たくみ 「Bリーグは、WEBなどで試合経過を追っているだけになってるから、スカパー!に加入してちゃんと試合が見たいな。でもさ、まなぶは、1人で見るサッカーが好きだよな。僕らが中学の頃に『日韓W杯』があったんですが、まなぶが日本とトルコの試合を1人で見るって言うんですよ。それはないだろう、一緒に見ようよと、無理やりまなぶの家に行ったんです。それで、シュートが決まったりすると『やったー!』なんて言うじゃないですか、そうすると『チッ』って舌打ちされて(笑)。批判めいたことを言うと気分が悪いだろうと思って、『ナイスクリア!』みたいに前向きな応援だけしてたのに…」

まなぶ 「1人で集中して見たいんだって! それに今、シュートが決まったって言ったけど、トルコ戦で日本は1点も入れてないから!」

──なるほど(笑)。それはともかく、Bリーグが見られるチャンネルですね?

まなぶ 「“GAORA”がいいね。ほかのスポーツもバラエティーに富んでいて充実してるし、入れようよ」

たくみ 「あとは“スペースシャワーTV”も入れたいな。このチャンネルでミュージックビデオなどを見ていると、画面の隅にチャンネルのロゴマークの『S』が入っているじゃないですか」

まなぶ 「僕ら、ヒップホップが大好きで、学生の頃、ヒップホップのミュージックビデオを自作したことがあったんです」

たくみ 「“スペースシャワーTV”の『S』のマークをまねて、『A』って画面に入れたんですよ(笑)。僕ら、茨城県の旭村(あさひむら。
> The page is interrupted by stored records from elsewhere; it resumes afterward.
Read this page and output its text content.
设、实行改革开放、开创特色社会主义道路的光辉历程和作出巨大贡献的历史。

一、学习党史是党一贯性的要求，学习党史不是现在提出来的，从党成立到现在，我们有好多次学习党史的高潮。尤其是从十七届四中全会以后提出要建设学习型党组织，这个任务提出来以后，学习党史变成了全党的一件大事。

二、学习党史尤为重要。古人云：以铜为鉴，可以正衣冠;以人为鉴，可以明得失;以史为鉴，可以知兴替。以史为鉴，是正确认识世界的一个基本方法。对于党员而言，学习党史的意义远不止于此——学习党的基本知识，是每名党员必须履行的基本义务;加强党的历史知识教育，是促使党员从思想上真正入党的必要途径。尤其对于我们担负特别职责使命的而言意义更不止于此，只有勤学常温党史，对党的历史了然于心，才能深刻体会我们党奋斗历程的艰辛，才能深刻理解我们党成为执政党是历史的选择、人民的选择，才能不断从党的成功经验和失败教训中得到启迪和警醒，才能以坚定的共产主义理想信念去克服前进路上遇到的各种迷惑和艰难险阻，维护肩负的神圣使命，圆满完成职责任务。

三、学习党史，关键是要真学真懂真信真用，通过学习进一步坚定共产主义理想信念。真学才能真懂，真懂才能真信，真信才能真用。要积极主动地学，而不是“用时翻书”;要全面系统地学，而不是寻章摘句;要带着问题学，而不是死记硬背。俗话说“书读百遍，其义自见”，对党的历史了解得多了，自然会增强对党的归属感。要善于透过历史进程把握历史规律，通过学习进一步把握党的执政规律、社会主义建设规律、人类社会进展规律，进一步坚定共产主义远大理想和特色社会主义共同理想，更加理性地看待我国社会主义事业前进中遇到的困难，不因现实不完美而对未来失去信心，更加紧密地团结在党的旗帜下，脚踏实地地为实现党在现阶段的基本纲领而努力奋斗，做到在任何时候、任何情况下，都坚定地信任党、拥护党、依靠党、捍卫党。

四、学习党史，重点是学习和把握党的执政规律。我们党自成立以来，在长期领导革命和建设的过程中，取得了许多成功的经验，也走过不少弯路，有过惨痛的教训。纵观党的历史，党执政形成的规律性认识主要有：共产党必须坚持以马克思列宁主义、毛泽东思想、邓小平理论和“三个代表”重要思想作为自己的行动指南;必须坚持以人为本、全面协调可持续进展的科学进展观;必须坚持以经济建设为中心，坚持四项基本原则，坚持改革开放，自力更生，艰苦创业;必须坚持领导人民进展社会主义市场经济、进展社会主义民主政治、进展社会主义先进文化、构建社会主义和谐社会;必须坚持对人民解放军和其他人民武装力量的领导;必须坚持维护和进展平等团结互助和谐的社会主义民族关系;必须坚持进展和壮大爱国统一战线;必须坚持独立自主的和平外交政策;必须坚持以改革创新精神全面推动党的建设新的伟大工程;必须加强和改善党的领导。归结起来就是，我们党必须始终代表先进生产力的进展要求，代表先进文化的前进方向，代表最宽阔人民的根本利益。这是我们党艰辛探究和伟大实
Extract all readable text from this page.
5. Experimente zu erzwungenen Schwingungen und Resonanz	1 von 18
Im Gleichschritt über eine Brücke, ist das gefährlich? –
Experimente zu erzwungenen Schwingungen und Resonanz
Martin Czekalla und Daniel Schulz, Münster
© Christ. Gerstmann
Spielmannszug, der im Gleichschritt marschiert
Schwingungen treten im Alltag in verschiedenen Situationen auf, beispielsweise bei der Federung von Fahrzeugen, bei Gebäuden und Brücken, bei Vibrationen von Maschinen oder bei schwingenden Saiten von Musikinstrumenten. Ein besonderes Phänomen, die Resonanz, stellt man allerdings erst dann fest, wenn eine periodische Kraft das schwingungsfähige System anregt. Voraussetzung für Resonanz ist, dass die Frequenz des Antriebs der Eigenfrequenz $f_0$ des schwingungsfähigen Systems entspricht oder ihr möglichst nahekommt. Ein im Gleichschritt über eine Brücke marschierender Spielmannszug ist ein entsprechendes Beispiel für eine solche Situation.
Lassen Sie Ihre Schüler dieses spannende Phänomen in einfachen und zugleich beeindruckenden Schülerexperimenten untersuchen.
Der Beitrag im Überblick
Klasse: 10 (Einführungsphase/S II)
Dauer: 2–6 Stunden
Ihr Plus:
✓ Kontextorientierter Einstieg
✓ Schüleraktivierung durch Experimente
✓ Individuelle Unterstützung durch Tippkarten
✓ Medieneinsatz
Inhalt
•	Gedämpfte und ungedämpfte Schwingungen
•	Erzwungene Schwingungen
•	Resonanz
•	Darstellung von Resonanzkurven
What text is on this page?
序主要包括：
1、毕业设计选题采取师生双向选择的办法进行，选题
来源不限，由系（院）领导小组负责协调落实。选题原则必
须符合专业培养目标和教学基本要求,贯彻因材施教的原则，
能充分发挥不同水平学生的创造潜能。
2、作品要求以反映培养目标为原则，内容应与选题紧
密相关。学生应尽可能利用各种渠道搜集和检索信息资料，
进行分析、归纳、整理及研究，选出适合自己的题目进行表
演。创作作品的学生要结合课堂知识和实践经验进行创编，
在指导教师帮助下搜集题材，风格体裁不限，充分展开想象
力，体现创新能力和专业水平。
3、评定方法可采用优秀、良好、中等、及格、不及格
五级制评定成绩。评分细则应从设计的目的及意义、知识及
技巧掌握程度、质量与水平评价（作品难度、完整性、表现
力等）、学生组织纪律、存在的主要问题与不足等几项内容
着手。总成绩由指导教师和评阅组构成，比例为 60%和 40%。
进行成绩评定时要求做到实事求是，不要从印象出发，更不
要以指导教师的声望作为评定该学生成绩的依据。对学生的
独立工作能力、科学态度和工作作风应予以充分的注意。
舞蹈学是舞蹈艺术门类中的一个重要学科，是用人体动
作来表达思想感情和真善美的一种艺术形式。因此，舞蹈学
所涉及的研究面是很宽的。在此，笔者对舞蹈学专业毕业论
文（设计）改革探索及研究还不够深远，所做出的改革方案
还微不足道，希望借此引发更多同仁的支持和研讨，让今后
現在の鉾田市)出身なので。そのくらい“スペースシャワーTV”には憧れてたよな」

──さあ、あと一つとなりました。

たくみ 「まなぶ、何か見たいチャンネルある?」

まなぶ 「“ナショナル ジオグラフィック”だね。このチャンネルの番組って、心のカウンセリングになるんですよ。悩んでいるときに、宇宙や大自然の壮大なドキュメンタリーを見ると、自分の悩みがちっぽけに思えます。いわば、僕の良き相談相手ですね。それに、これまで見たことのない色だったり、日常にはない自然の色彩を見ると、ゾクッとするんです。自分の知らないところでも、いろいろなことが起きているんだということを教えてくれて、さっきスベッたことなんて、ほんとにちっぽけなことだなと。あと、動物のドキュメンタリーを見ていると、こいつらは、スベるスベらないなんて気にしてないんだなって…」

たくみ 「動物にそんな概念ないよ!」

まなぶ 「そう、そんなこと考えずにのびのび生きているんですよ。僕も生きているだけで幸せだな、スベッてもいいじゃないか!と思えるんです。それに、なにより“カミナリのまなぶ”は絶対に出演してない番組なので、安心して見ることができますしね(笑)」

──無事、5チャンネルが決まりました。それぞれに興味のあるチャンネルやカミナリとして縁があるチャンネルなど、バランスよくスムーズに決めていくあたり、さすがは息の合ったコンビといったところでしょうか。今日は楽しいお話をどうもありがとうございました!


撮影/尾崎篤志 取材・構成/竹内伸一

【プロフィール】 
カミナリ 
竹内まなぶ:1988年9月16日生まれ。乙女座。O型。石田たくみ:1988年7月6日生まれ。蟹座。B型。共に茨城県出身の幼なじみ。’11年に漫才コンビ・カミナリを結成。’16年、’17年の「M-1グランプリ」では決勝に進出。現在は「PON!」(日本テレビほか)、「カミナリのチャリ旅!シーズン2」(とちぎテレビ)はじめ数多くの番組に出演中。